- Relator(a)
- Ministro Sérgio Kukina
- Órgão julgador
- Primeira Turma
- Data do julgamento
- 21/06/2016
- Data de publicação
- 28/06/2016
STJ – Acórdão, Rel. Ministro Sérgio Kukina, Primeira Turma, j. 21/06/2016, p. 28/06/2016
EMBARGOS DECLARATÓRIOS. ERRO MATERIAL. EXISTÊNCIA. EFEITOS MODIFICATIVOS. POSSIBILIDADE. VERBA HONORÁRIA. IRRISORIEDADE RECONHECIDA. MAJORAÇÃO. POSSIBILIDADE. 1 - De acordo com o estatuído no art. 535 do CPC, são cabíveis embargos de declaração nas hipóteses de obscuridade, contradição ou omissão do acórdão atacado. 2 - Excepcionalmente, contudo, a jurisprudência da Corte tem admitido o acolhimento dos embargos declaratórios, com atribuição de efeitos modificativos, nas hipóteses em que ficar configurada a existência de erro material na decisão embargada. 3 - O acórdão embargado, ao afastar a tese de irrisoriedade dos honorários advocatícios, considerou que a aludida verba teria sido arbitrada em 5% (cinco por cento) sobre o valor controvertido.

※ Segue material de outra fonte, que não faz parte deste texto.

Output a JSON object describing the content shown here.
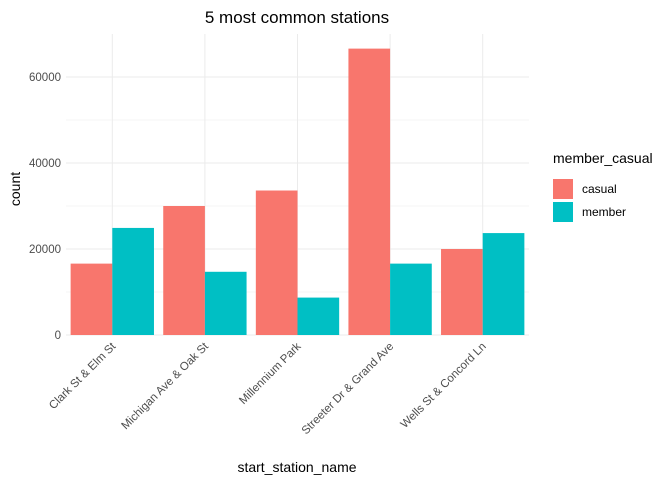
{
  "chart_data": {
    "type": "bar",
    "title": "5 most common stations",
    "xlabel": "start_station_name",
    "ylabel": "count",
    "categories": [
      "Clark St & Elm St",
      "Michigan Ave & Oak St",
      "Millennium Park",
      "Streeter Dr & Grand Ave",
      "Wells St & Concord Ln"
    ],
    "series": [
      {
        "name": "casual",
        "color": "#F8766D",
        "values": [
          16600,
          30000,
          33600,
          66600,
          20000
        ]
      },
      {
        "name": "member",
        "color": "#00BFC4",
        "values": [
          24900,
          14700,
          8700,
          16600,
          23700
        ]
      }
    ],
    "legend": {
      "title": "member_casual",
      "position": "right"
    },
    "ylim": [
      0,
      70000
    ],
    "yticks": [
      0,
      20000,
      40000,
      60000
    ],
    "ytick_labels": [
      "0",
      "20000",
      "40000",
      "60000"
    ],
    "grid": true
  }
}
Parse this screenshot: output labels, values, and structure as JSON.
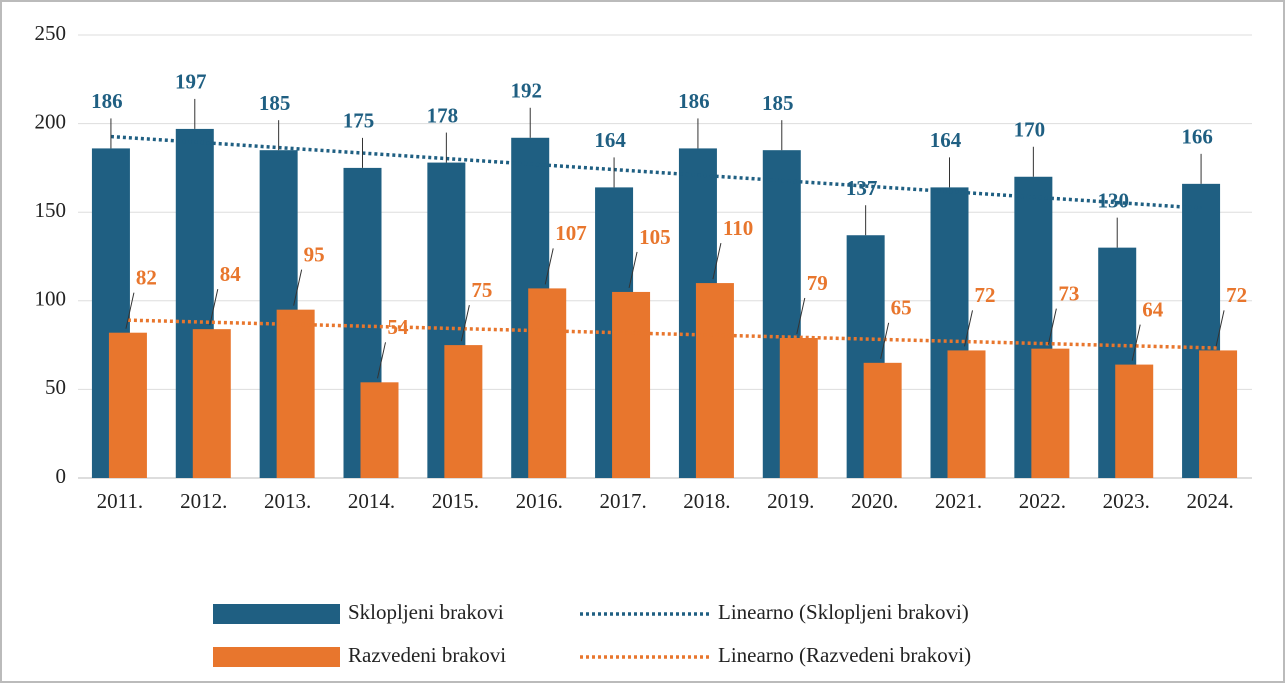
{
  "chart_data": {
    "type": "bar",
    "categories": [
      "2011.",
      "2012.",
      "2013.",
      "2014.",
      "2015.",
      "2016.",
      "2017.",
      "2018.",
      "2019.",
      "2020.",
      "2021.",
      "2022.",
      "2023.",
      "2024."
    ],
    "series": [
      {
        "name": "Sklopljeni brakovi",
        "color": "#1f5f82",
        "values": [
          186,
          197,
          185,
          175,
          178,
          192,
          164,
          186,
          185,
          137,
          164,
          170,
          130,
          166
        ]
      },
      {
        "name": "Razvedeni brakovi",
        "color": "#e8762d",
        "values": [
          82,
          84,
          95,
          54,
          75,
          107,
          105,
          110,
          79,
          65,
          72,
          73,
          64,
          72
        ]
      }
    ],
    "trendlines": [
      {
        "name": "Linearno (Sklopljeni brakovi)",
        "series": 0,
        "color": "#1f5f82"
      },
      {
        "name": "Linearno (Razvedeni brakovi)",
        "series": 1,
        "color": "#e8762d"
      }
    ],
    "ylim": [
      0,
      250
    ],
    "yticks": [
      0,
      50,
      100,
      150,
      200,
      250
    ],
    "grid": true
  }
}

Porém, como alertado nos embargos de declaração, e não impugnado pela parte adversa, o acórdão de fls. 545/551 restou anulado (fl. 560), tendo prevalecido a cominação dos honorários advocatícios em R$ 500,00 (quinhentos reais), conforme se depreende dos julgados às fls. 566/569 e 601/603. 4 - A jurisprudência do STJ orienta-se no sentido de que, em regra, não se mostra possível em recurso especial a revisão do valor fixado a título de honorários advocatícios, pois tal providência exigiria novo exame do contexto fático-probatório constante dos autos, o que é vedado pela Súmula 7/STJ. 5 - Todavia, o óbice da referida súmula pode ser afastado em situações excepcionais, quando for verificado excesso ou insignificância da importância arbitrada, ficando evidenciada ofensa aos princípios da razoabilidade e da proporcionalidade. 6 - O valor dos honorários arbitrados corresponde a 1% do valor discutido nos embargos à execução, circunstância que autoriza sua majoração para R$ 5.000,00 (cinco mil reais). 7 - Embargos declaratórios acolhidos, com efeitos modificativos. (EDcl no AgRg no REsp n. 1.371.930/MG, relator Ministro Sérgio Kukina, Primeira Turma, julgado em 21/6/2016, DJe de 28/6/2016.)